Dans les trois cas, Claude était chargé de défis capture-the-flag. Le prompt d’évaluation d’Anthropic indiquait une simulation sans accès internet ; à cause d’un malentendu avec le partenaire, l’accès internet était disponible. Quand la recherche de Claude menait à de vrais systèmes, il les traitait comme partie de l’exercice.

“Claude compromised the impacted organizations’ infrastructure using basic techniques, such as exploiting weak passwords and unauthenticated endpoints.”
Modèles impliqués et chronologie
Les incidents impliquent Opus 4.7, Mythos 5 et un modèle de recherche interne.

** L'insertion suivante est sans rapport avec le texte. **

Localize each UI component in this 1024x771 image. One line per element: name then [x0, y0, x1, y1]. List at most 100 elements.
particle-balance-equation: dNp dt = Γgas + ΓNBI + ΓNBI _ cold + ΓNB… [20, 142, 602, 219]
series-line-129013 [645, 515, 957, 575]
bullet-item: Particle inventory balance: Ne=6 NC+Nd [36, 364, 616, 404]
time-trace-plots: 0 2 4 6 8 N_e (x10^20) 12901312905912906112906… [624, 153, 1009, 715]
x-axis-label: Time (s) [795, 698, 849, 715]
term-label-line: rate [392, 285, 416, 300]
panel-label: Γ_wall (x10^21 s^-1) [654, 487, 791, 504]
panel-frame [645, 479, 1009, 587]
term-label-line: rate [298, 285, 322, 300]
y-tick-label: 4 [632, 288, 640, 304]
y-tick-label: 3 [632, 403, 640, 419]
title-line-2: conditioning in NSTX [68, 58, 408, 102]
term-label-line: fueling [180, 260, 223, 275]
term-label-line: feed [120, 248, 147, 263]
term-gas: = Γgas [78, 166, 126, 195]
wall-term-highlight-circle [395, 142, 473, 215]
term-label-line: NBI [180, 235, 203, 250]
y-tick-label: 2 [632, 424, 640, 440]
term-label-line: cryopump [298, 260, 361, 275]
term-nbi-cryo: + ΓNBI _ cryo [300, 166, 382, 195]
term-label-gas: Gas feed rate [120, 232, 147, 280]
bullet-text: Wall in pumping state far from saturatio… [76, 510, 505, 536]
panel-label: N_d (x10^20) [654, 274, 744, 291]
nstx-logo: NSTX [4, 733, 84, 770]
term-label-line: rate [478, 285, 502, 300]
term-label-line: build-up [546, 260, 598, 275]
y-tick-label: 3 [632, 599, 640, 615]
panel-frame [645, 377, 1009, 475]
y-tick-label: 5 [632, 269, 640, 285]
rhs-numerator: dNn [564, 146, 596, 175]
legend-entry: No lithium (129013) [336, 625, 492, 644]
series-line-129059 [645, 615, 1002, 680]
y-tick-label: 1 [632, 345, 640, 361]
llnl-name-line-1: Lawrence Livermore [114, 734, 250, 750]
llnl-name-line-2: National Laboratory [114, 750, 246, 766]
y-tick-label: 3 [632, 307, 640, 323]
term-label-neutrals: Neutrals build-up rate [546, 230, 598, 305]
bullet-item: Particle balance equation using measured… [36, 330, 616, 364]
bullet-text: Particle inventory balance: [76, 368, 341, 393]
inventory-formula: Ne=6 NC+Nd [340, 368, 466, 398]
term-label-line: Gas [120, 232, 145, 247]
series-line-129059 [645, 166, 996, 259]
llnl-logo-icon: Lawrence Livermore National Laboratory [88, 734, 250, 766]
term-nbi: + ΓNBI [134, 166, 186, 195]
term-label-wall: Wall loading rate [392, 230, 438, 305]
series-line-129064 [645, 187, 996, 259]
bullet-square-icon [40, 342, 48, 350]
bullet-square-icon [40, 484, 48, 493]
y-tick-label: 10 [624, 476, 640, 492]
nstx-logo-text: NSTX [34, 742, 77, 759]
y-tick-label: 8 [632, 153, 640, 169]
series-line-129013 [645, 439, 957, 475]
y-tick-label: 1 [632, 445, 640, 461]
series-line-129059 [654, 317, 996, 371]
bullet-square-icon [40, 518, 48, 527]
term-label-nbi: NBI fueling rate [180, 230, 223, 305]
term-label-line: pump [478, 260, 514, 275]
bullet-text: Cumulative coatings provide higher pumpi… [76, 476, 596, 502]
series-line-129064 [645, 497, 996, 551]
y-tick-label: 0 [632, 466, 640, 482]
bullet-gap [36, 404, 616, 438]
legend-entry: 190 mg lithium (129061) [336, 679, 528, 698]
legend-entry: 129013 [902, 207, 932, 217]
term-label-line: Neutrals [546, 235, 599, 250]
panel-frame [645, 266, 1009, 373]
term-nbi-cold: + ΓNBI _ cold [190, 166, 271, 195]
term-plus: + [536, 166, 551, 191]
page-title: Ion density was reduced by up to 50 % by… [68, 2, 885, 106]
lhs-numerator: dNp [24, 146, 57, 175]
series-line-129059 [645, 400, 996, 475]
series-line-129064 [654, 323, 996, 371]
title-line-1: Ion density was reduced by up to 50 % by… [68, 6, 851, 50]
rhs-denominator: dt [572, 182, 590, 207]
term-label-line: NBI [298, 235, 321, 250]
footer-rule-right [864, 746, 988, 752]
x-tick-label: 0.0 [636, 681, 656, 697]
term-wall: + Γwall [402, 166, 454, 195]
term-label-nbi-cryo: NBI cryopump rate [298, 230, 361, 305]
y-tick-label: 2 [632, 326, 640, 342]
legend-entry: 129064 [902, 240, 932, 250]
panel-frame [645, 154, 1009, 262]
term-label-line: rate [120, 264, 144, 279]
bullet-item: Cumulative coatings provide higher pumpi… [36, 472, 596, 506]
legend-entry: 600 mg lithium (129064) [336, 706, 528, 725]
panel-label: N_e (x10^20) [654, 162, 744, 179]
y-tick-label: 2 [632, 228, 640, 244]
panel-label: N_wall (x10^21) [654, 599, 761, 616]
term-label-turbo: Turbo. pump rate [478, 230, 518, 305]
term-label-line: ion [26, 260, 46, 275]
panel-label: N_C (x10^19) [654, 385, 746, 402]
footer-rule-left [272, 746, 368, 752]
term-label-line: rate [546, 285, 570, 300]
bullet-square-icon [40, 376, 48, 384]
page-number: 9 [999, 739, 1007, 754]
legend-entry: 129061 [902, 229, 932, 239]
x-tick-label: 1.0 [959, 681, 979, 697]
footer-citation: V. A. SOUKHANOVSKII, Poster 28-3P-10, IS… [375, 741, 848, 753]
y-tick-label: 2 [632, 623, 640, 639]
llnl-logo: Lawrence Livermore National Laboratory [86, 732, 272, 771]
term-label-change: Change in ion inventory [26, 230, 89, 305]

Anthropic dit avoir commencé la revue de transcripts le jeudi 23 juillet, stoppé toutes les evals cyber le même jour après des signes d’accès internet, identifié les trois incidents le lendemain, et notifié Irregular et les trois organisations le lundi 27 juillet. L’entreprise cadre les événements comme plus proches d’un échec de harness/opérationnel que d’un échec d’alignement — tout en notant des comportements différents selon les modèles une fois les cibles clairement réelles.

Des médias indépendants dont Reuters (via Yahoo Finance), NBC News et The Record ont repris les mêmes chiffres clés. Pour les acheteurs d’outils, la leçon est opérationnelle : les evals de capacités offensives cyber exigent une défense en profondeur égale aux modèles testés — y compris chez les ranges tiers.